6-GHz lattice response in a quantum spin-orbital liquid probed by time-resolved resonant x-ray scattering

Long-sought quantum spin liquids usually emerge in geometrically frustrated magnets. Less commonly, unfrustrated magnets can harbor a variety of quantum spin liquids if charge and/or orbital degrees of freedom are involved. Jahn-Teller distortion of ${\mathrm{Cu}}^{2+}{\mathrm{O}}_6$ octahedra is absent in hexagonal ${\mathrm{Ba}}_3{\mathrm{CuSb}}_2{\mathrm{O}}_9$ suggesting a Cu $3d$ spin-orbital liquid state. Here, by means of time-resolved resonant x-ray scattering, we show that hexagonal ${\mathrm{Ba}}_3{\mathrm{CuSb}}_2{\mathrm{O}}_9$ exhibits a charge-orbital dynamics which is absent in the orthorhombic phase of ${\mathrm{Ba}}_3{\mathrm{CuSb}}_2{\mathrm{O}}_9$ with Jahn-Teller distortion and Cu $3d$ orbital order. The time scale of charge-orbital dynamics manifests in the coherent phonons at 6 GHz. The present work reveals a role of electron-lattice entanglement in the quantum spin-orbital liquid state.

Figure 1

(a) Schematic crystal structure of hexagonal ${\mathrm{Ba}}_3{\mathrm{CuSb}}_2{\mathrm{O}}_9$. Sb and Cu ions are indicated by blue and yellow, respectively.

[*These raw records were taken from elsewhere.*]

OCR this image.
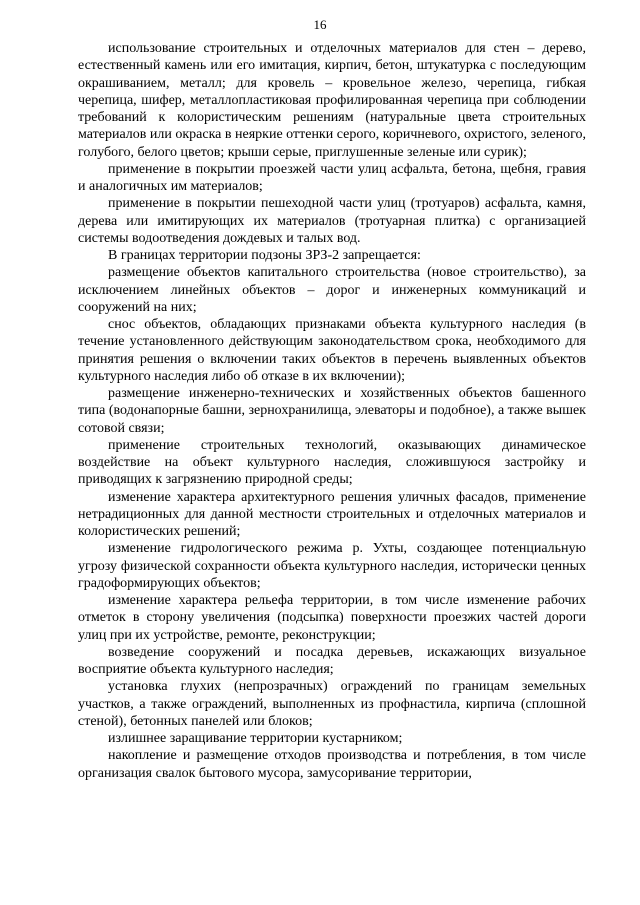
16

использование строительных и отделочных материалов для стен – дерево, естественный камень или его имитация, кирпич, бетон, штукатурка с последующим окрашиванием, металл; для кровель – кровельное железо, черепица, гибкая черепица, шифер, металлопластиковая профилированная черепица при соблюдении требований к колористическим решениям (натуральные цвета строительных материалов или окраска в неяркие оттенки серого, коричневого, охристого, зеленого, голубого, белого цветов; крыши серые, приглушенные зеленые или сурик);

применение в покрытии проезжей части улиц асфальта, бетона, щебня, гравия и аналогичных им материалов;

применение в покрытии пешеходной части улиц (тротуаров) асфальта, камня, дерева или имитирующих их материалов (тротуарная плитка) с организацией системы водоотведения дождевых и талых вод.

В границах территории подзоны ЗРЗ-2 запрещается:

размещение объектов капитального строительства (новое строительство), за исключением линейных объектов – дорог и инженерных коммуникаций и сооружений на них;

снос объектов, обладающих признаками объекта культурного наследия (в течение установленного действующим законодательством срока, необходимого для принятия решения о включении таких объектов в перечень выявленных объектов культурного наследия либо об отказе в их включении);

размещение инженерно-технических и хозяйственных объектов башенного типа (водонапорные башни, зернохранилища, элеваторы и подобное), а также вышек сотовой связи;

применение строительных технологий, оказывающих динамическое воздействие на объект культурного наследия, сложившуюся застройку и приводящих к загрязнению природной среды;

изменение характера архитектурного решения уличных фасадов, применение нетрадиционных для данной местности строительных и отделочных материалов и колористических решений;

изменение гидрологического режима р. Ухты, создающее потенциальную угрозу физической сохранности объекта культурного наследия, исторически ценных градоформирующих объектов;

изменение характера рельефа территории, в том числе изменение рабочих отметок в сторону увеличения (подсыпка) поверхности проезжих частей дороги улиц при их устройстве, ремонте, реконструкции;

возведение сооружений и посадка деревьев, искажающих визуальное восприятие объекта культурного наследия;

установка глухих (непрозрачных) ограждений по границам земельных участков, а также ограждений, выполненных из профнастила, кирпича (сплошной стеной), бетонных панелей или блоков;

излишнее заращивание территории кустарником;

накопление и размещение отходов производства и потребления, в том числе организация свалок бытового мусора, замусоривание территории,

The space groups of hexagonal and orthorhombic phases at low temperature are $P{6}_3/mmc$ and $Cmcm$, respectively [11, 17]. The occupancy of Cu and Sb in the two metal sites of the Cu-Sb face-sharing dumbbells is 50%. In the orthorhombic phase, the Cu and Sb ions are ordered in the dumbbells and form a honeycomb structure as shown in (b) where the Cu sites are connected by O-O bonds.

Figure 2

(a) XAS spectrum in the total fluorescence yield mode and static RSXS spectrum at $\mathrm{Q}=\left(002\right)$ for hexagonal ${\mathrm{Ba}}_3{\mathrm{CuSb}}_2{\mathrm{O}}_9$ near the Cu $L_3$ edge ($2p_{3/2}$) taken at 250 and 25 K. The RSXS intensities $I$(250 K) and $I$(25 K) are normalized by the intensities of XAS at $hv=923\mathrm{eV}$ at 250 and 25 K, respectively, which were simultaneously measured with RSXS. The bottom panel shows the change ratio of $\left[I\right(250\mathrm{K})-I(25\mathrm{K}\left)\right]/I\left(25\mathrm{K}\right)$. (b) Temperature dependence of RSXS at $hv=930.2\mathrm{eV}$. The intensity was normalized by the value at $T=25\mathrm{K}$.

Figure 3

(a) Photoinduced dynamics at $\mathrm{Q}=\left(002\right)$ with x ray of 930.2 eV (and 923.0 eV) for the hexagonal and orthorhombic phases after the pump pulse at 3.1 eV. (b) Fourier transform of the time-resolved resonant x-ray scattering signals.

Figure 4

Schematic picture of photoinduced charge-orbital dynamics in the hexagonal phase. In the initial state of the hexagonal phase, the spin-orbital resonant state or dynamical Jahn-Teller effects for the Cu sites have been suggested. It is believed that the orbitals are not aligned, but form randomly distributed singletlike states through the Cu-O-O-Cu couplings. The red arrows indicate the resonancelike orbital fluctuations proposed by Nasu et al. [15], which constitute one of the examples of possible orbital fluctuation mechanisms. Coherent vibration between the possible resonant states is observed, reflecting the characteristic frequency for the system.